We recently moved back from the suburbs into San Francisco proper, but our new house is a little smaller than the old one. In particular, there is a lot less counter space than we are used to in the kitchen, which means that things very quickly fill up if we are not careful, at which point it becomes almost impossible to even think about activities such as cooking or simply making a sandwich.
The only way to conquer this situation is to always empty the dishwasher as soon as it is clean, which then allows us to immediately put dirty dishes into the dishwasher, rather than allowing them to pile up on the counters. Of course, this requires a fair amount of discipline…
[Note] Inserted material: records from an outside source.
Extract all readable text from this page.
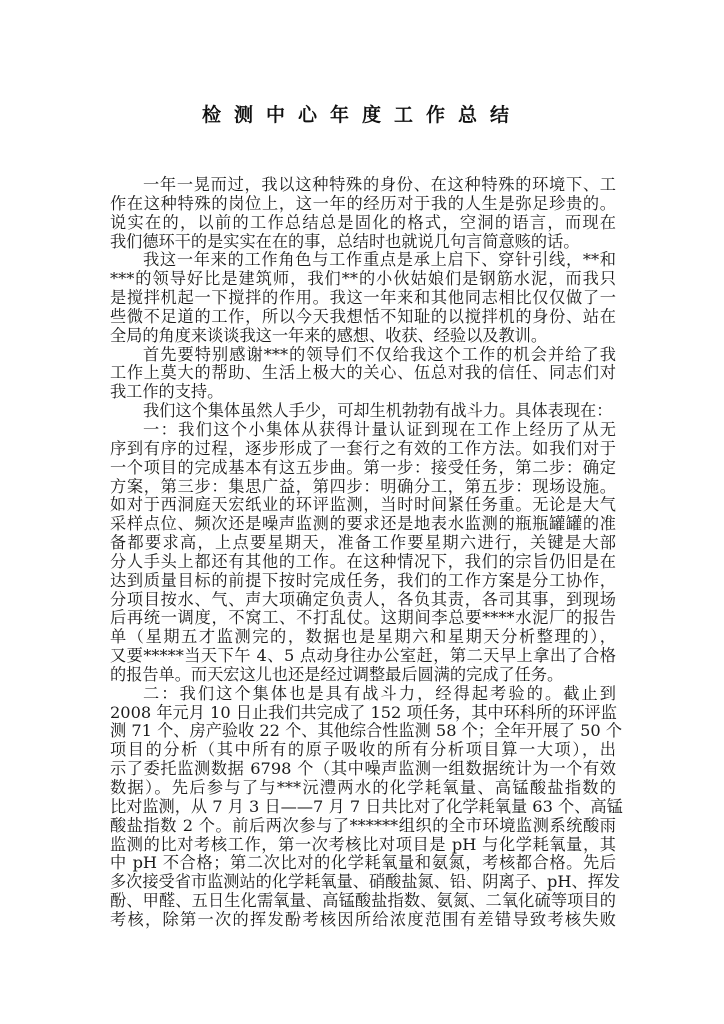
检测中心年度工作总结
一年一晃而过，我以这种特殊的身份、在这种特殊的环境下、工
作在这种特殊的岗位上，这一年的经历对于我的人生是弥足珍贵的。
说实在的，以前的工作总结总是固化的格式，空洞的语言，而现在
我们德环干的是实实在在的事，总结时也就说几句言简意赅的话。
我这一年来的工作角色与工作重点是承上启下、穿针引线，**和
***的领导好比是建筑师，我们**的小伙姑娘们是钢筋水泥，而我只
是搅拌机起一下搅拌的作用。我这一年来和其他同志相比仅仅做了一
些微不足道的工作，所以今天我想恬不知耻的以搅拌机的身份、站在
全局的角度来谈谈我这一年来的感想、收获、经验以及教训。
首先要特别感谢***的领导们不仅给我这个工作的机会并给了我
工作上莫大的帮助、生活上极大的关心、伍总对我的信任、同志们对
我工作的支持。
我们这个集体虽然人手少，可却生机勃勃有战斗力。具体表现在：
一：我们这个小集体从获得计量认证到现在工作上经历了从无
序到有序的过程，逐步形成了一套行之有效的工作方法。如我们对于
一个项目的完成基本有这五步曲。第一步：接受任务，第二步：确定
方案，第三步：集思广益，第四步：明确分工，第五步：现场设施。
如对于西洞庭天宏纸业的环评监测，当时时间紧任务重。无论是大气
采样点位、频次还是噪声监测的要求还是地表水监测的瓶瓶罐罐的准
备都要求高，上点要星期天，准备工作要星期六进行，关键是大部
分人手头上都还有其他的工作。在这种情况下，我们的宗旨仍旧是在
达到质量目标的前提下按时完成任务，我们的工作方案是分工协作，
分项目按水、气、声大项确定负责人，各负其责，各司其事，到现场
后再统一调度，不窝工、不打乱仗。这期间李总要****水泥厂的报告
单（星期五才监测完的，数据也是星期六和星期天分析整理的），
又要*****当天下午 4、5 点动身往办公室赶，第二天早上拿出了合格
的报告单。而天宏这儿也还是经过调整最后圆满的完成了任务。
二：我们这个集体也是具有战斗力，经得起考验的。截止到
2008 年元月 10 日止我们共完成了 152 项任务，其中环科所的环评监
测 71 个、房产验收 22 个、其他综合性监测 58 个；全年开展了 50 个
项目的分析（其中所有的原子吸收的所有分析项目算一大项），出
示了委托监测数据 6798 个（其中噪声监测一组数据统计为一个有效
数据）。先后参与了与***沅澧两水的化学耗氧量、高锰酸盐指数的
比对监测，从 7 月 3 日——7 月 7 日共比对了化学耗氧量 63 个、高锰
酸盐指数 2 个。前后两次参与了******组织的全市环境监测系统酸雨
监测的比对考核工作，第一次考核比对项目是 pH 与化学耗氧量，其
中 pH 不合格；第二次比对的化学耗氧量和氨氮，考核都合格。先后
多次接受省市监测站的化学耗氧量、硝酸盐氮、铅、阴离子、pH、挥发
酚、甲醛、五日生化需氧量、高锰酸盐指数、氨氮、二氧化硫等项目的
考核，除第一次的挥发酚考核因所给浓度范围有差错导致考核失败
Yesterday evening was another of those days (maybe because it was the end of an exhausting work week) where we were too tired to immediately put away the clean dishes, which meant that the first dirty dishes landed on the counters. Once some crap has started to pile up on the counters, the inhibition to add additional crap is a lot less, and from that point on it just goes downhill. Now, cleaning everything up becomes a major effort, which is therefore postponed for as long as possible… At the end of the evening, the counters are full of dirty dishes, garbage, food leftovers, etc.
This morning I realized that this is exactly the same issue as in the Broken Windows theory that the Pragmatic Programmers Dave Thomas and Andy Hunt describe in their book and on their website. I guess it is one of those cases where the same problems manifest themselves in software development as well as in real life.